Fábulas: # O misterioso país e sua intrigante engenharia de controle demográfico...


Havia esse misterioso país que ninguém sabia ao certo onde no mapa deitava suas fronteiras, tampouco sobrando registros comprovados de que alguém por lá tivesse visitado os seus domínios, conversado com o seu povo, anotado detalhes geográficos, topográficos ou climáticos, quiçá conhecido a língua de comunicação entre os seus habitantes e qualquer outra espécie de testemunho fotográfico ou documental de que, de fato, o tal país existia para além dos boatos de que havia em algum lugar esse dado pedaço de terra onde era por hábito praticar uma intrigante e jamais vista engenharia de controle populacional. Fruto do conto da carochinha ou não, a curiosidade, em compadrio com a imaginação, vence por pontos a batalha com raciocínio lógico e, esfumaçando a divisória entre o que é real com o perfume da fantasia, absolve-nos de qualquer provável devaneio para dizer que o tal mecanismo referido consistia em levar a público um determinado compatriota para que, diante de um microfone apontado para a praça abarrotada de populares, pudesse ele, enfim, dizer algo de relevante – qualquer coisa que fosse! - aos que lá se reuniam para ouvi-lo.

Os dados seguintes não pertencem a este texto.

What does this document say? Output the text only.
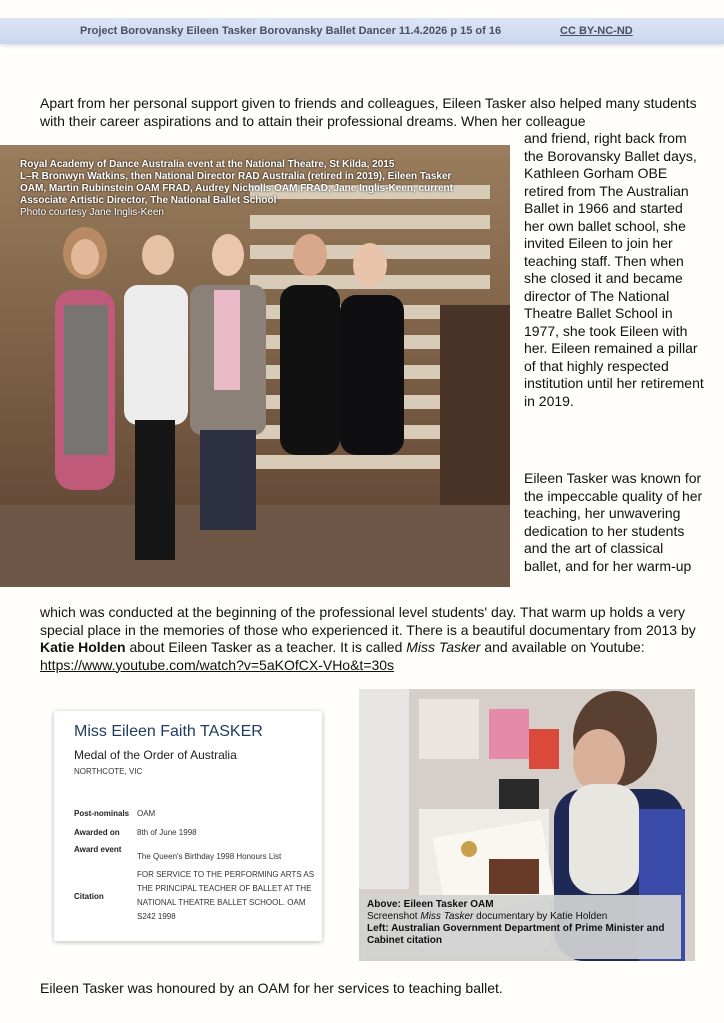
Project Borovansky Eileen Tasker Borovansky Ballet Dancer 11.4.2026 p 15 of 16	CC BY-NC-ND
Apart from her personal support given to friends and colleagues, Eileen Tasker also helped many students with their career aspirations and to attain their professional dreams. When her colleague
Royal Academy of Dance Australia event at the National Theatre, St Kilda, 2015
L–R Bronwyn Watkins, then National Director RAD Australia (retired in 2019), Eileen Tasker OAM, Martin Rubinstein OAM FRAD, Audrey Nicholls OAM FRAD, Jane Inglis-Keen, current Associate Artistic Director, The National Ballet School
Photo courtesy Jane Inglis-Keen
and friend, right back from the Borovansky Ballet days, Kathleen Gorham OBE retired from The Australian Ballet in 1966 and started her own ballet school, she invited Eileen to join her teaching staff. Then when she closed it and became director of The National Theatre Ballet School in 1977, she took Eileen with her. Eileen remained a pillar of that highly respected institution until her retirement in 2019.
Eileen Tasker was known for the impeccable quality of her teaching, her unwavering dedication to her students and the art of classical ballet, and for her warm-up
which was conducted at the beginning of the professional level students' day. That warm up holds a very special place in the memories of those who experienced it. There is a beautiful documentary from 2013 by Katie Holden about Eileen Tasker as a teacher. It is called Miss Tasker and available on Youtube: https://www.youtube.com/watch?v=5aKOfCX-VHo&t=30s
Miss Eileen Faith TASKER
Medal of the Order of Australia
NORTHCOTE, VIC
Post-nominals OAM
Awarded on	8th of June 1998
Award event
The Queen's Birthday 1998 Honours List
Citation
FOR SERVICE TO THE PERFORMING ARTS AS THE PRINCIPAL TEACHER OF BALLET AT THE NATIONAL THEATRE BALLET SCHOOL. OAM S242 1998
Above: Eileen Tasker OAM
Screenshot Miss Tasker documentary by Katie Holden
Left: Australian Government Department of Prime Minister and Cabinet citation
Eileen Tasker was honoured by an OAM for her services to teaching ballet.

E, como era praxe nunca haver nada de importante para chamar a atenção de tanta gente quieta e com as orelhas atentas, o orador, sempre sorteado a esmo, era, portanto, levado à degola. E assim, em escassez de palavras justas ou novidades importantes, a demografia mantinha sua saúde em perfeito equilíbrio, ceifando do seu quadro de funcionários tantos quantos emudeciam – ou quando ousavam dizer aquilo não valia a saliva de tê-lo dito -, todos pobres azarados, sorteados pelo destino, em condenação por absoluta falta de conteúdo.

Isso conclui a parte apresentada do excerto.